Barb accompanied us when her son and I traveled to New Zealand to compete in the 2005 Ironman. It was there she earned the title of IronMom, coddling and caring for us and cheering like mad on race day. As I headed out on the bike course, climbing the brutal steep hill out of town, there was Barb running up beside me shouting "I love you Holly!" I actually had to choke back tears, overwhelmed by her support. Heading into the run, there was Barb again, this time flanked by an army of drunken Kiwis whom she had enlisted to chant each of our names. It didn’t matter that they were there to support a different racer, Barb had turned them into our personal cheer squad for the day.

I really don’t think she ever understood the appeal of pushing our bodies and minds through such an event - in fact I think it worried her greatly - but regardless, there she was, sharing in our nervousness, excitement and accomplishment. Her own nerves were evidenced by the video footage she shot of the swim start. It had a nausea-inducing shakiness that rivaled the Blair Witch Project. She was so excited once the race got going that she dropped the camera to her side and, forgetting to turn it off, entertained us all with an hour or so of prime asphalt close-up.

At the post-race awards banquet, we were slightly dismayed by the meager ration of one wine bottle and a smattering of beer cans per table. Determined to give us an adequate celebration, Barb paid the very young children who were assisting the caterers for each additional can of Foster’s they could pilfer from neighboring tables. We ended up with more booze than we could possibly consume. She also told each of these young boys and girls, regardless of their name, that she had a brother or son or daughter named the exact same, giving them a unique connection to this kooky blonde lady from America. Dishonest, perhaps, but then again haven’t we all lied for beer at some point in our lives?

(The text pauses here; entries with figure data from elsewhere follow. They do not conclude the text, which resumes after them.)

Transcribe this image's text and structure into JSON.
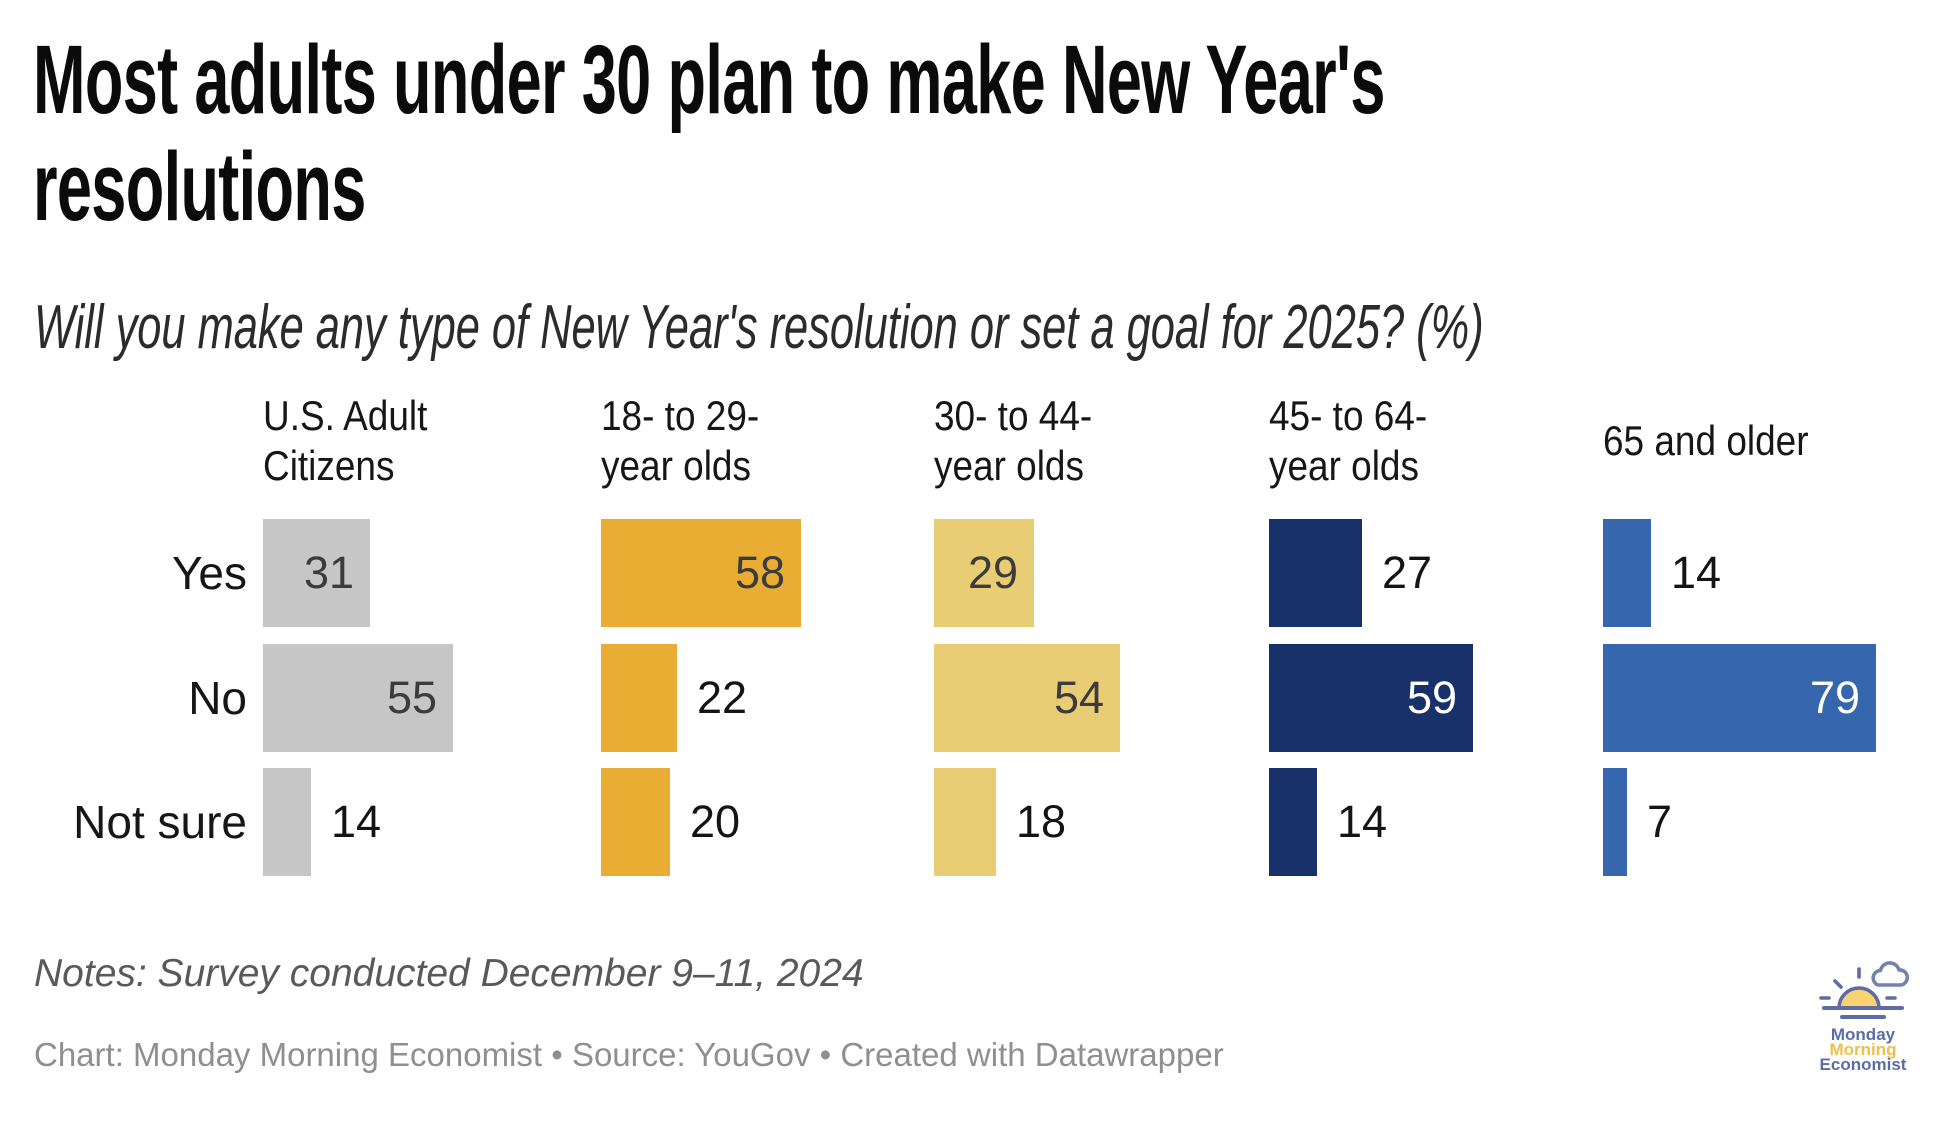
{
  "title": "Most adults under 30 plan to make New Year's\nresolutions",
  "subtitle": "Will you make any type of New Year's resolution or set a goal for 2025? (%)",
  "chart_data": {
    "type": "bar",
    "orientation": "horizontal",
    "title": "Most adults under 30 plan to make New Year's resolutions",
    "subtitle": "Will you make any type of New Year's resolution or set a goal for 2025? (%)",
    "unit": "%",
    "rows": [
      "Yes",
      "No",
      "Not sure"
    ],
    "series": [
      {
        "name": "U.S. Adult\nCitizens",
        "color": "#c6c6c6",
        "inside_label_color": "#3c3c3c",
        "values": [
          {
            "v": 31,
            "inside": true
          },
          {
            "v": 55,
            "inside": true
          },
          {
            "v": 14,
            "inside": false
          }
        ]
      },
      {
        "name": "18- to 29-\nyear olds",
        "color": "#e9ad33",
        "inside_label_color": "#3c3c3c",
        "values": [
          {
            "v": 58,
            "inside": true
          },
          {
            "v": 22,
            "inside": false
          },
          {
            "v": 20,
            "inside": false
          }
        ]
      },
      {
        "name": "30- to 44-\nyear olds",
        "color": "#e9cd74",
        "inside_label_color": "#3c3c3c",
        "values": [
          {
            "v": 29,
            "inside": true
          },
          {
            "v": 54,
            "inside": true
          },
          {
            "v": 18,
            "inside": false
          }
        ]
      },
      {
        "name": "45- to 64-\nyear olds",
        "color": "#18316a",
        "inside_label_color": "#ffffff",
        "values": [
          {
            "v": 27,
            "inside": false
          },
          {
            "v": 59,
            "inside": true
          },
          {
            "v": 14,
            "inside": false
          }
        ]
      },
      {
        "name": "65 and older",
        "color": "#3566ae",
        "inside_label_color": "#ffffff",
        "values": [
          {
            "v": 14,
            "inside": false
          },
          {
            "v": 79,
            "inside": true
          },
          {
            "v": 7,
            "inside": false
          }
        ]
      }
    ]
  },
  "footer": {
    "notes": "Notes: Survey conducted December 9–11, 2024",
    "credit": "Chart: Monday Morning Economist • Source: YouGov • Created with Datawrapper"
  },
  "logo": {
    "line1": "Monday",
    "line2": "Morning",
    "line3": "Economist",
    "text_color": "#5d6ca6",
    "accent_color": "#f0bf4a",
    "sun_fill": "#f9d271"
  }
}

I’m at a loss for understanding Barb’s early death. It goes against everything I feel in my gut about the rightness of the world, trusting in fate and embracing that which you cannot control. Instead I can only fathom her life, and what it taught me about time and significance. I think about how often we triathletes obsess on the minutiae of minutes, our detailed splits, the time on the finish clock, pushing for a PR. Sure, time can be important, but it can also be meaningless, particularly when considering someone whose time was cut unfairly short. At the end of the day, does it really matter if you race a 9:59 Ironman compared to a 10:01? What’s more significant is the journey along the way, how you carry yourself, who you inspire, who you make laugh and smile. What matters is the lasting effect of a life well lived, regardless of when the clock stops.

So thank you Barb. My life is brighter, my smile wider from knowing you.